Jul 30 2008 by Laura Davis, Liverpool Daily Post
THERE’S an invisible piece of elastic that’s attached to all of us and no matter how far we stray it will pull us back to our origins.
Not with the quick snap of a bungee chord and there you are in the middle of Yorkshire with a sore neck and a sudden craving for fruit cake with cheese, but a more gentle process like a mother gradually becoming aware of the toddler tugging on the hem of her skirt.
Decades may have passed, whole generations growing up in Tunbridge Wells, until someone eventually succumbs to the urge to move to Liverpool.
If it’s anything to do with the invisible elastic, then the decision to up-sticks will have been caused by a subconscious desire to return to the place of their ancestors.

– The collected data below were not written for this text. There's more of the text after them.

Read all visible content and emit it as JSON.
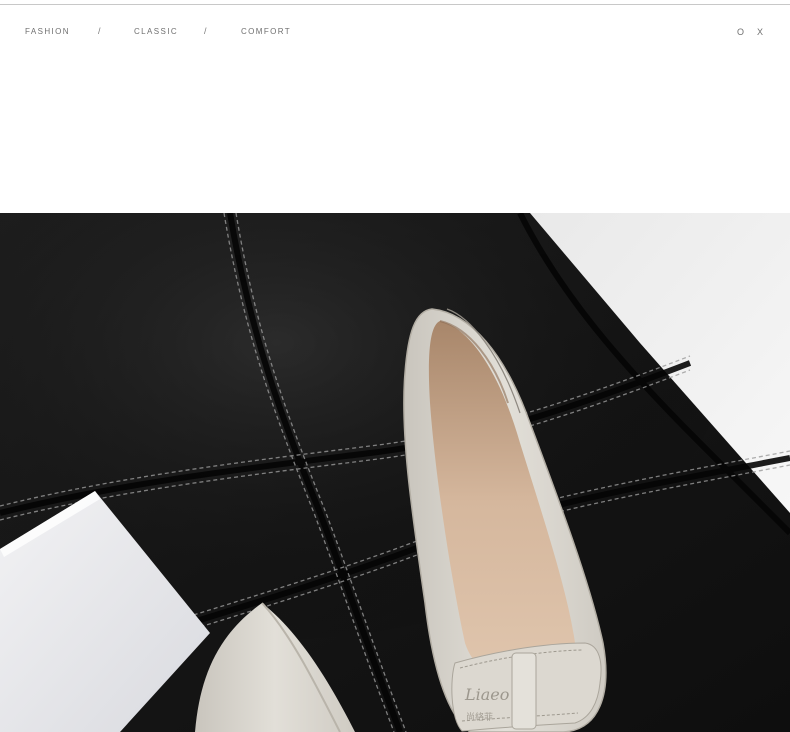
{
  "header": {
    "tags": [
      "FASHION",
      "CLASSIC",
      "COMFORT"
    ],
    "separator": "/",
    "corner_left": "O",
    "corner_right": "X"
  },
  "photo": {
    "bow_logo_text": "Liaeo",
    "bow_logo_subtext": "尚絡菲"
  }
}
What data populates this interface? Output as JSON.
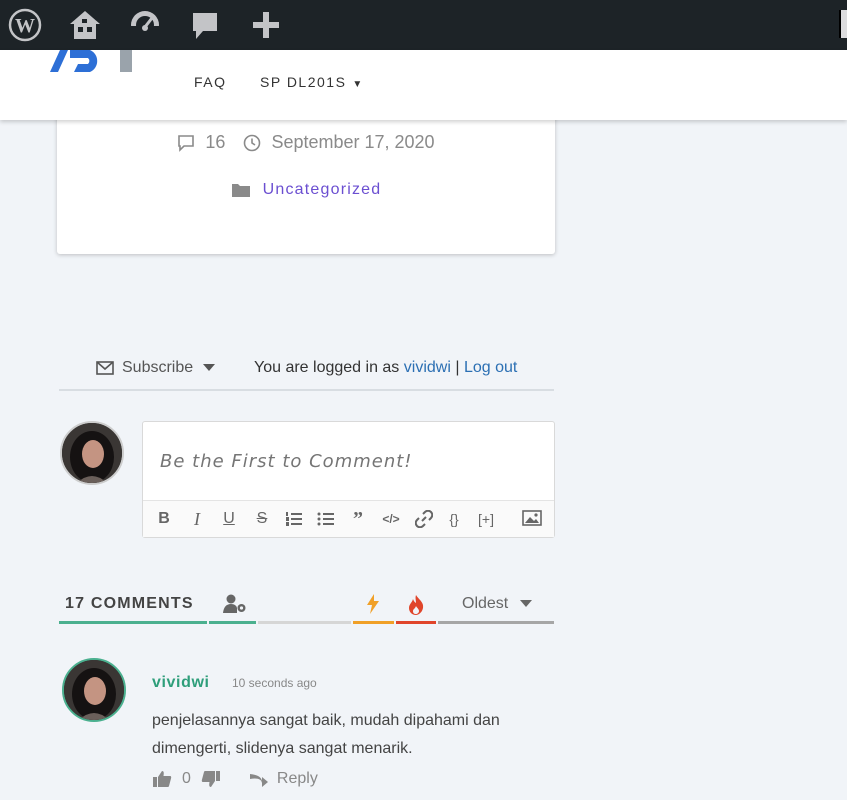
{
  "admin_bar": {
    "icons": [
      "wordpress-icon",
      "my-sites-icon",
      "dashboard-icon",
      "comments-icon",
      "new-content-icon"
    ]
  },
  "header": {
    "nav": [
      {
        "label": "FAQ"
      },
      {
        "label": "SP DL201S",
        "has_dropdown": true
      }
    ]
  },
  "post_meta": {
    "comment_count": "16",
    "date": "September 17, 2020",
    "category": "Uncategorized"
  },
  "subscribe_bar": {
    "subscribe_label": "Subscribe",
    "logged_in_prefix": "You are logged in as",
    "username": "vividwi",
    "separator": "|",
    "logout_label": "Log out"
  },
  "comment_form": {
    "placeholder": "Be the First to Comment!",
    "toolbar": [
      "bold",
      "italic",
      "underline",
      "strikethrough",
      "ordered-list",
      "unordered-list",
      "blockquote",
      "code",
      "link",
      "source-code",
      "spoiler",
      "image"
    ],
    "toolbar_text": {
      "source_code": "{}",
      "spoiler": "[+]"
    }
  },
  "comments_header": {
    "count_label": "17 COMMENTS",
    "sort_label": "Oldest",
    "colors": {
      "accent": "#4bb08f",
      "lightning": "#f0a028",
      "hot": "#e0452b"
    }
  },
  "comment": {
    "author": "vividwi",
    "time": "10 seconds ago",
    "text": "penjelasannya sangat baik, mudah dipahami dan dimengerti, slidenya sangat menarik.",
    "vote_count": "0",
    "reply_label": "Reply"
  }
}
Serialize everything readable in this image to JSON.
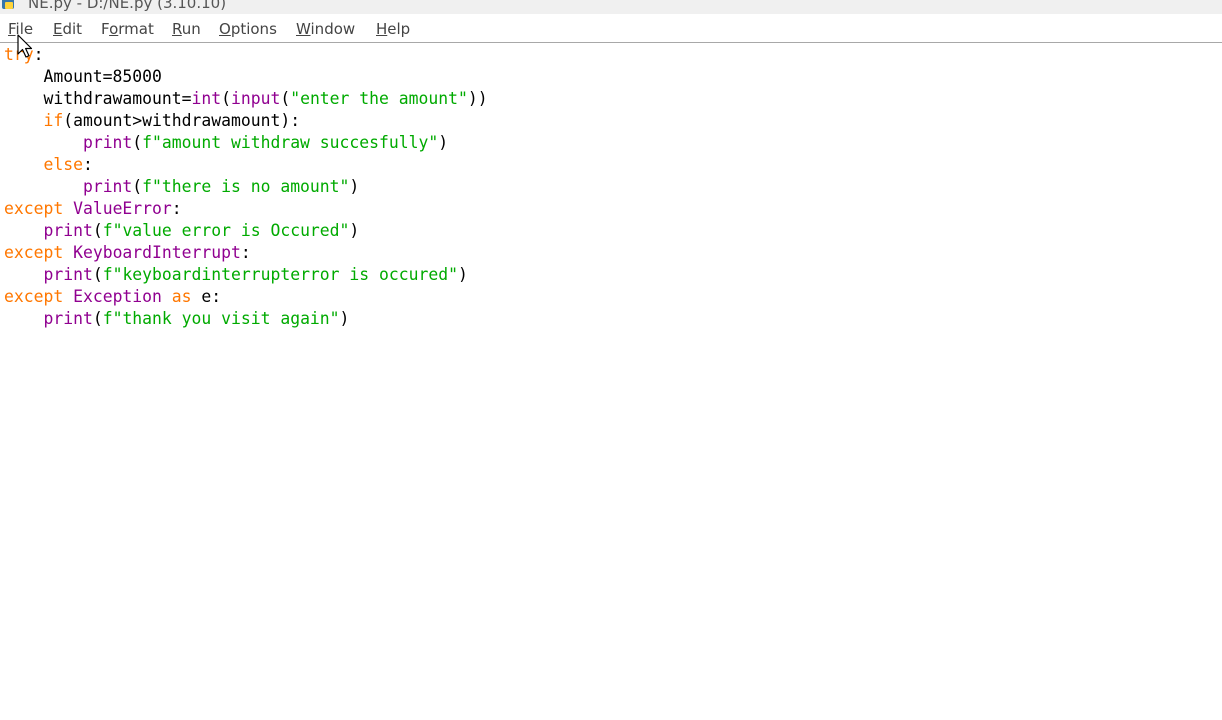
{
  "window": {
    "title": "NE.py - D:/NE.py (3.10.10)"
  },
  "menu": [
    {
      "pre": "",
      "mn": "F",
      "post": "ile"
    },
    {
      "pre": "",
      "mn": "E",
      "post": "dit"
    },
    {
      "pre": "F",
      "mn": "o",
      "post": "rmat"
    },
    {
      "pre": "",
      "mn": "R",
      "post": "un"
    },
    {
      "pre": "",
      "mn": "O",
      "post": "ptions"
    },
    {
      "pre": "",
      "mn": "W",
      "post": "indow"
    },
    {
      "pre": "",
      "mn": "H",
      "post": "elp"
    }
  ],
  "code": [
    [
      [
        "kw",
        "try"
      ],
      [
        "plain",
        ":"
      ]
    ],
    [
      [
        "plain",
        "    Amount=85000"
      ]
    ],
    [
      [
        "plain",
        "    withdrawamount="
      ],
      [
        "bi",
        "int"
      ],
      [
        "plain",
        "("
      ],
      [
        "bi",
        "input"
      ],
      [
        "plain",
        "("
      ],
      [
        "str",
        "\"enter the amount\""
      ],
      [
        "plain",
        "))"
      ]
    ],
    [
      [
        "plain",
        "    "
      ],
      [
        "kw",
        "if"
      ],
      [
        "plain",
        "(amount>withdrawamount):"
      ]
    ],
    [
      [
        "plain",
        "        "
      ],
      [
        "bi",
        "print"
      ],
      [
        "plain",
        "("
      ],
      [
        "str",
        "f\"amount withdraw succesfully\""
      ],
      [
        "plain",
        ")"
      ]
    ],
    [
      [
        "plain",
        "    "
      ],
      [
        "kw",
        "else"
      ],
      [
        "plain",
        ":"
      ]
    ],
    [
      [
        "plain",
        "        "
      ],
      [
        "bi",
        "print"
      ],
      [
        "plain",
        "("
      ],
      [
        "str",
        "f\"there is no amount\""
      ],
      [
        "plain",
        ")"
      ]
    ],
    [
      [
        "kw",
        "except"
      ],
      [
        "plain",
        " "
      ],
      [
        "bi",
        "ValueError"
      ],
      [
        "plain",
        ":"
      ]
    ],
    [
      [
        "plain",
        "    "
      ],
      [
        "bi",
        "print"
      ],
      [
        "plain",
        "("
      ],
      [
        "str",
        "f\"value error is Occured\""
      ],
      [
        "plain",
        ")"
      ]
    ],
    [
      [
        "kw",
        "except"
      ],
      [
        "plain",
        " "
      ],
      [
        "bi",
        "KeyboardInterrupt"
      ],
      [
        "plain",
        ":"
      ]
    ],
    [
      [
        "plain",
        "    "
      ],
      [
        "bi",
        "print"
      ],
      [
        "plain",
        "("
      ],
      [
        "str",
        "f\"keyboardinterrupterror is occured\""
      ],
      [
        "plain",
        ")"
      ]
    ],
    [
      [
        "kw",
        "except"
      ],
      [
        "plain",
        " "
      ],
      [
        "bi",
        "Exception"
      ],
      [
        "plain",
        " "
      ],
      [
        "kw",
        "as"
      ],
      [
        "plain",
        " e:"
      ]
    ],
    [
      [
        "plain",
        "    "
      ],
      [
        "bi",
        "print"
      ],
      [
        "plain",
        "("
      ],
      [
        "str",
        "f\"thank you visit again\""
      ],
      [
        "plain",
        ")"
      ]
    ]
  ],
  "colors": {
    "keyword": "#ff7700",
    "builtin": "#900090",
    "string": "#00aa00",
    "text": "#000000"
  }
}
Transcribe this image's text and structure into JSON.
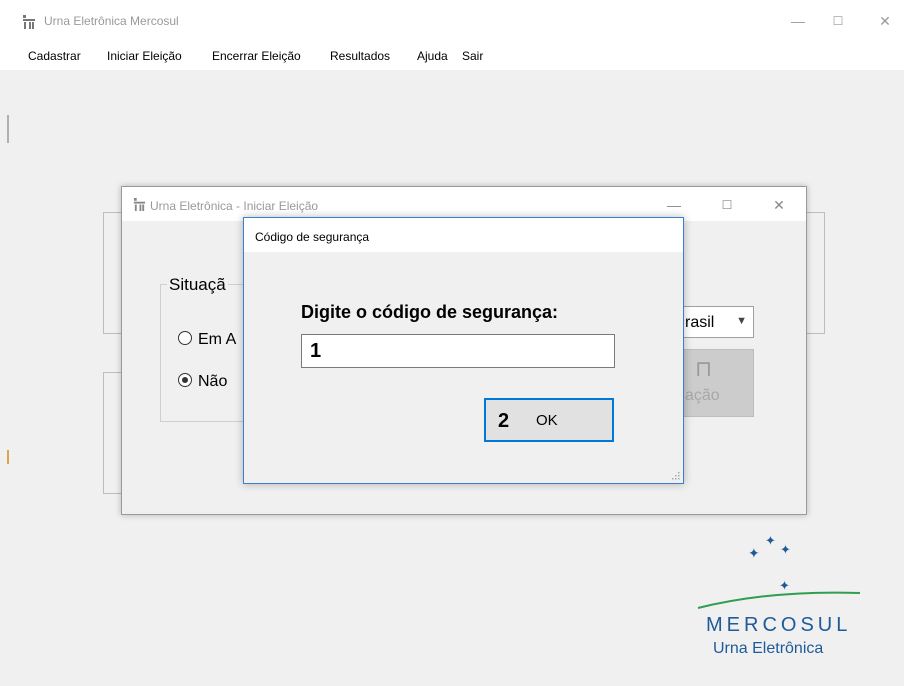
{
  "main_window": {
    "title": "Urna Eletrônica Mercosul",
    "controls": {
      "minimize": "—",
      "maximize": "☐",
      "close": "✕"
    }
  },
  "menu": {
    "items": [
      "Cadastrar",
      "Iniciar Eleição",
      "Encerrar Eleição",
      "Resultados",
      "Ajuda",
      "Sair"
    ]
  },
  "iniciar_dialog": {
    "title": "Urna Eletrônica - Iniciar Eleição",
    "controls": {
      "minimize": "—",
      "maximize": "☐",
      "close": "✕"
    },
    "group_label": "Situaçã",
    "radio_1": "Em A",
    "radio_2": "Não",
    "country_select": "rasil",
    "disabled_button_text": "ação"
  },
  "security_dialog": {
    "title": "Código de segurança",
    "prompt": "Digite o código de segurança:",
    "input_value": "1",
    "ok_number": "2",
    "ok_label": "OK"
  },
  "logo": {
    "word": "MERCOSUL",
    "subtitle": "Urna Eletrônica"
  },
  "colors": {
    "logo_blue": "#1f5a9a",
    "logo_green": "#2e9e4f",
    "focus_blue": "#0078d7"
  }
}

Signs of Scouse blood may have been showing up in the family for sometime – occasional incidences of out-of-character wittiness in Cousin Neil; that time in the 60s that everyone’s too polite to mention, when Uncle Norman quit his accountancy degree to join a band; Bryony’s habit of being friendly to shop assistants.
These hints have been ignored for some time until Neil, who’s known for being a bit rebellious, moves up North, and Norm’s adventures in the local records office uncovers Scouse ancestry.
Sound unlikely? Well not according to a report out this week, which reveals that 15% of Britons currently live in areas close to their family’s roots but many of them do not know it.
Others however, some 3% of British adults, have made a conscious decision to return to the area their ancestors originated from and a further one in 10 would like to – this figure increases to 16% among Londoners.
Opinium Research, which carried out the online poll of 2,234 people for the family history website findmypast.com, puts this down to feeling that we have lost touch with our family’s heritage.
These days, when often it comes as a surprise to find yourself working back in your home city after you’ve been away to university, that idea makes sense, but only in cases when you’re aware of the place your ancestors were from.
And how far do you take it? I recently had my DNA tested for a feature in this newspaper and the results revealed an ancestor living in the Perpignan region of France during the Ice Age.
Is this why I chose to study a French degree?
Does it explain my sister’s incredible aptitude for the language?
Are both those things the case because we feel in some way connected to the land of our ancestors, even though at the time I selected a university course I had no idea of the link.
Will one of us eventually move to France, or will we end up in Belgium because, going back on our dad’s side, we are descended from Huguenots?
Taking the theory to extremes, won’t our descendants all end up converging on Africa, where the human race is believed to have originated?
I feel no need to relocate to South Wales, Ireland, France or Belgium, even though I know I had ancestors who lived in all those places, but perhaps that’s because so much of my family’s history is based right here.
There’s the place on Woolton High Street where my Great Aunt Letticia, chauffeur to a cardinal, learned to drive, and the pub nearby where my grandmother used to change into her hockey kit as a girl.
“Go for the legs,” she advised my dad many years later as he practised dribbling in the garden.
There is the row of houses that my ancestors, Welsh builders, helped construct, and the church hall where my uncle once played with a man who was to become more famous than 1950s Woolton could ever imagine.
For some of us, the invisible elastic may not be seen but it can be heard – in the sepia-tinted stories of times long past that help us understand who we are and where we have come from.